Using a different pattern results in a different image:

Which is sort of cool.

Outside of efficiency issues and wandering aimlessly down a quick and dirty approximation (never a good idea), the only real issue is mapping grids to grids when bending the surface coordinates. If the effects of mapping floating point numbers to integers is not corrected, the image degrades with lots of little bitsy things:

Eventually, those bitsy things take over the entire image, which is sort of ugly.

The algorithm involves inputting the initial pressure (that red/green map) and then solving for an equilibrium solution or potential. You can do this with finite differences but that is really really really slow. Instead I used a convolution with the scipy.signal.convolution function. It’s a bit tricky to figure out the reference frame for the convolution, but once understood and implemented correctly it’s blazingly fast.

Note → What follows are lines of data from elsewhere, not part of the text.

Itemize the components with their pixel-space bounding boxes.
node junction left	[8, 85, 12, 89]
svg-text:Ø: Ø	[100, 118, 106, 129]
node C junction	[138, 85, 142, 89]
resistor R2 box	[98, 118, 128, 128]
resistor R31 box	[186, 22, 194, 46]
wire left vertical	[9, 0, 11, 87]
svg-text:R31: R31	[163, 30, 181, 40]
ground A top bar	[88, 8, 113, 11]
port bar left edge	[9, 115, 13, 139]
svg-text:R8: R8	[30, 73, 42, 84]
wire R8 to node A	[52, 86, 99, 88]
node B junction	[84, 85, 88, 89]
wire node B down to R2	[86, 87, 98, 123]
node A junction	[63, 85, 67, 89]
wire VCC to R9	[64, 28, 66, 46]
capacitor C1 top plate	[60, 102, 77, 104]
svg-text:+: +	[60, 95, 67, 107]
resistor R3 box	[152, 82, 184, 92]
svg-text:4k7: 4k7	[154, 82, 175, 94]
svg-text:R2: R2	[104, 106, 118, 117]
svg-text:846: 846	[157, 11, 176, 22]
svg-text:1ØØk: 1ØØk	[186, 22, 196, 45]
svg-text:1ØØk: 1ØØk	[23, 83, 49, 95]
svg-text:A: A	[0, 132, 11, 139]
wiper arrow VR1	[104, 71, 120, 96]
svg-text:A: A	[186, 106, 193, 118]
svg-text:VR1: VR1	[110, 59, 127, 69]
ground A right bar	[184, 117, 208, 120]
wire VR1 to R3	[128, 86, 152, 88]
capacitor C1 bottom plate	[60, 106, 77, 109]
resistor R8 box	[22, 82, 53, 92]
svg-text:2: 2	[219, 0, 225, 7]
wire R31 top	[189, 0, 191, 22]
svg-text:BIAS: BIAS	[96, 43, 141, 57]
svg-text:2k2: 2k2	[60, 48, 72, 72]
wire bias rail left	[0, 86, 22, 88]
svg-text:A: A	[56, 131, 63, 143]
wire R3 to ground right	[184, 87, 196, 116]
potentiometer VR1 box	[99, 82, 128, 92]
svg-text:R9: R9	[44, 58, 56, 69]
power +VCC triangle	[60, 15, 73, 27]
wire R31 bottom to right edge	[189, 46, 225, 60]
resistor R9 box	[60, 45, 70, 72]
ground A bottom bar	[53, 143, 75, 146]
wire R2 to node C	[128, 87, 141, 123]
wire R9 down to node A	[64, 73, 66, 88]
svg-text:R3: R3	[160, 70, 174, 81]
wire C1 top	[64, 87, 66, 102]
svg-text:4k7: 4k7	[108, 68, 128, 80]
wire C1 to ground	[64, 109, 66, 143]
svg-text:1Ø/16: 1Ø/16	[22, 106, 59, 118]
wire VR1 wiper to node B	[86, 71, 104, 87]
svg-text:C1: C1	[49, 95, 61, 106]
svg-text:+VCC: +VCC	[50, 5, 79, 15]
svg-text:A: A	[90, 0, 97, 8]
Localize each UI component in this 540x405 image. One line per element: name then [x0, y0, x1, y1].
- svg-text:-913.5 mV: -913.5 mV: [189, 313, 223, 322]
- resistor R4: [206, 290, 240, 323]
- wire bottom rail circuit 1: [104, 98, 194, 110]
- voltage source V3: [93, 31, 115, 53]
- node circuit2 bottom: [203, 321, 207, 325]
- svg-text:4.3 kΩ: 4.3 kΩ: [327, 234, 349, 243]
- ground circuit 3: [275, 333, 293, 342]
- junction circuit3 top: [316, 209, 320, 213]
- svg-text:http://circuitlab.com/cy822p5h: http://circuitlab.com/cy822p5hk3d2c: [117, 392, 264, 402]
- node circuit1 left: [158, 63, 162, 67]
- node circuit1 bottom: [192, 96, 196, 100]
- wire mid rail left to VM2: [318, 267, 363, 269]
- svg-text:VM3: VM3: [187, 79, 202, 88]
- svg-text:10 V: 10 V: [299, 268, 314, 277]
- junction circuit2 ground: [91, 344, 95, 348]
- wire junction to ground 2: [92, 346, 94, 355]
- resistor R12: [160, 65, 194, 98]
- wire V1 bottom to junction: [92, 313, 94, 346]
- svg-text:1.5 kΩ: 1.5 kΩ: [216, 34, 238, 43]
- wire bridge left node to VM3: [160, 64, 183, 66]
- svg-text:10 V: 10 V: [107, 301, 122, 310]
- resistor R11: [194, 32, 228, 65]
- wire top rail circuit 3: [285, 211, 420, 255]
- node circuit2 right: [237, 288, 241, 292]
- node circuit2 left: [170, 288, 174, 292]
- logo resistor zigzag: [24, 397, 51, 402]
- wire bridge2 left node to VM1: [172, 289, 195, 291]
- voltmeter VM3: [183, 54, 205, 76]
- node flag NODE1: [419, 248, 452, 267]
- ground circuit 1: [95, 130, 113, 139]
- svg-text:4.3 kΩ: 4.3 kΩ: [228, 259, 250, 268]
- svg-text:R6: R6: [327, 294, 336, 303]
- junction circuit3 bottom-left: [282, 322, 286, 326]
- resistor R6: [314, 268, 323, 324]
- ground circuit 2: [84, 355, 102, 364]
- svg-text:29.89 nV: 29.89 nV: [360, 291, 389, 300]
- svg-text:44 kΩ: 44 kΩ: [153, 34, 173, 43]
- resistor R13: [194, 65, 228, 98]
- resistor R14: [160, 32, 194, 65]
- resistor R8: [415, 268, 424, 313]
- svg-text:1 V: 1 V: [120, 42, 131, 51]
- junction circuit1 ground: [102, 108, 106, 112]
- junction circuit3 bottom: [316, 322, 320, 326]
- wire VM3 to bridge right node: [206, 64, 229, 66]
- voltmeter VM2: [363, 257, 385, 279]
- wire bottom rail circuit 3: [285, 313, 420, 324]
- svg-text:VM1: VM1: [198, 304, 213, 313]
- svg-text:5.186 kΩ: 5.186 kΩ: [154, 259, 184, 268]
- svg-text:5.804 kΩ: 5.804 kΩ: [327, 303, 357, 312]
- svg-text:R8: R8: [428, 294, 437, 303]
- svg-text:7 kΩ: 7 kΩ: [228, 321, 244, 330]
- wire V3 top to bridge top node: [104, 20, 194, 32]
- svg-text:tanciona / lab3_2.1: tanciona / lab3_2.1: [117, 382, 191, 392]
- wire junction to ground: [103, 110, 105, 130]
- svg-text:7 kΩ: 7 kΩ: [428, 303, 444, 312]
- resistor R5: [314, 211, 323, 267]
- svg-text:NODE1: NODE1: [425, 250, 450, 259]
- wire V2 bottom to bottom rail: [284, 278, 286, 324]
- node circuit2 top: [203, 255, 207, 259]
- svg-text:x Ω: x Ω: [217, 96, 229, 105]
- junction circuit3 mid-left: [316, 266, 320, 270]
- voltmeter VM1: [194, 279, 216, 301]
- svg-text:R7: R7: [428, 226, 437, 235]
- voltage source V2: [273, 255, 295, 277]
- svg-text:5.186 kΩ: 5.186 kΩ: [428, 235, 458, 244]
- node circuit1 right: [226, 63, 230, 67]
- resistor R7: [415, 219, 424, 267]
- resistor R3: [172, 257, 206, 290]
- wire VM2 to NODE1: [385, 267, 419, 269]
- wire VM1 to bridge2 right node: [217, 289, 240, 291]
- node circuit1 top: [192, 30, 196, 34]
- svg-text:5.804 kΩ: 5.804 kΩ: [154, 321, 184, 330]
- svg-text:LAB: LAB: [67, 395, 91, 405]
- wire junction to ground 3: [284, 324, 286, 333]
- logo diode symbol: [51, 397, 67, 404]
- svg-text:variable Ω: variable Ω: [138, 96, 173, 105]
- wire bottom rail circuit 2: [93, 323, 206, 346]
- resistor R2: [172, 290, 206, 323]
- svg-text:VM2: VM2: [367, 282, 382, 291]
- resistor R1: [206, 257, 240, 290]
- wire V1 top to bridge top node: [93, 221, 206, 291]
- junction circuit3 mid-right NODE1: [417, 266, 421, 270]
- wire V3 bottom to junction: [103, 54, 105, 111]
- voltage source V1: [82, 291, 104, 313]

I then find the gradient of that potential. Again, scipy.signal.convolution comes to the rescue as I define the finite element for the difference and simply convolve that with the potential. This is much easier done than said. (if you want to see the math, we developed it in detail for a related problem and on google scholar)  

The final issue is performing gradient descent in the image coordinate space. If you take an efficient sized step, then the integer round off when you map between the real value of the estimate and its closest integer will always skip a few pixels. Iterating this ends up with lots of additional little lines. So it is necessary to perform a smooth extension along the gradient by filling in with multiple step sizes (again easier to do than to say).